Justo cuando estaba empezando a ponerse nervioso con el tema otra vez, Daisy salió de su habitación, entró en la cocina y lo abrazó con un gesto impulsivo que se estaba volviendo cada vez menos frecuente a medida que se hacía mayor.
—Te quiero —susurró contra su pecho—. Ojalá fueras mi padre.
Abrazándola fuerte, Elliott sintió cómo los ojos se le llenaban de lágrimas.
—Soy tu padre en todos los sentidos, pequeña. Siempre puedes contar conmigo.
Ella lo miró con esos ojazos que tenía.
—¿Me acompañarás al baile de padres e hijas del cole? No iba a ir porque ni siquiera sé dónde está mi padre, pero si me acompañaras, estaría muy bien.
Vio esa sorprendente expresión de temor en su mirada y supo que la niña pensaba si estaría pidiéndole demasiado, una muestra más de que a pesar de todo el tiempo que había pasado, sus roles no estaban tan definidos.
—Sería un honor —le aseguró profundamente conmovido por la invitación.
—¿Crees que a mamá le parecerá bien?
La pregunta lo hizo detenerse. Suponía que Karen no pondría pegas porque seguro que no querría que Daisy se sintiera inferior al resto de niñas en una ocasión tan especial.
—Lo hablaré con ella —le prometió—. ¿Cuándo es ese baile?
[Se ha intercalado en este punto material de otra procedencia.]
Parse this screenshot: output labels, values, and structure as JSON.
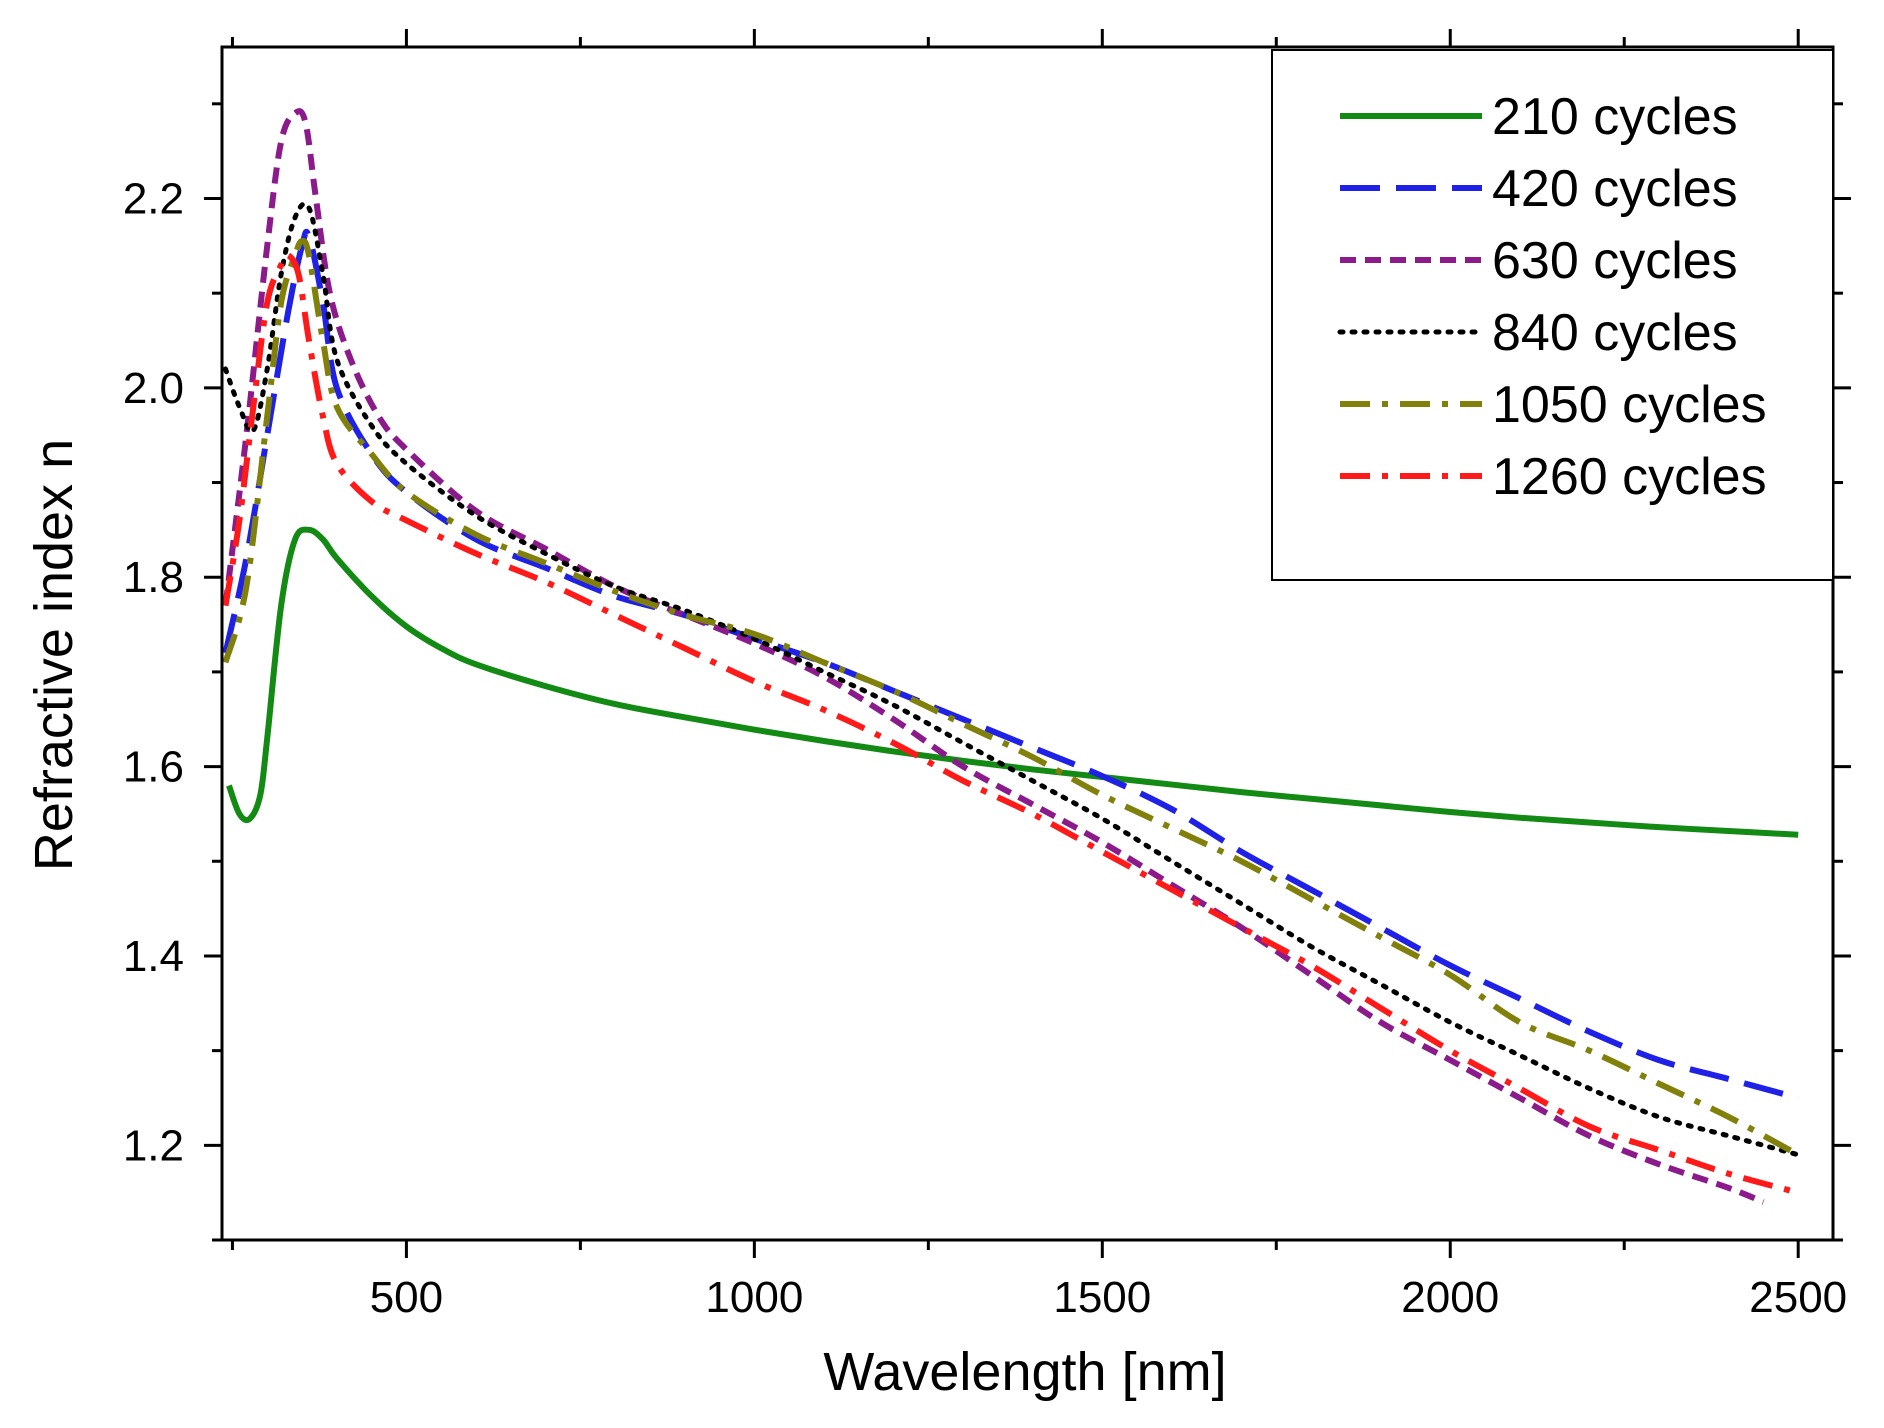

—El viernes que viene. Tengo que sacar la entrada mañana.
—¿Cuánto necesitas?
—Solo diez dólares.
Elliott le dio el dinero y le dijo:
—Hablaré con tu madre esta noche. ¿Por eso querías esperarla despierta? ¿Querías hablarlo con ella primero?
La niña asintió.
—A veces se pone triste cuando le pregunto cosas así, como si se sintiera mal porque me ha decepcionado —lo miró con expresión muy seria—. Pero no es verdad. No es culpa suya que papá se fuera. Y, además, te encontró a ti.
—¿Y soy la mejor alternativa, no? —le dijo con un tono irónico que, probablemente, la niña no captó.
—No, eres el mejor en general y punto —le contestó con rotundidad.
Y con eso, Daisy le arrebató un pedacito más de su corazón para siempre.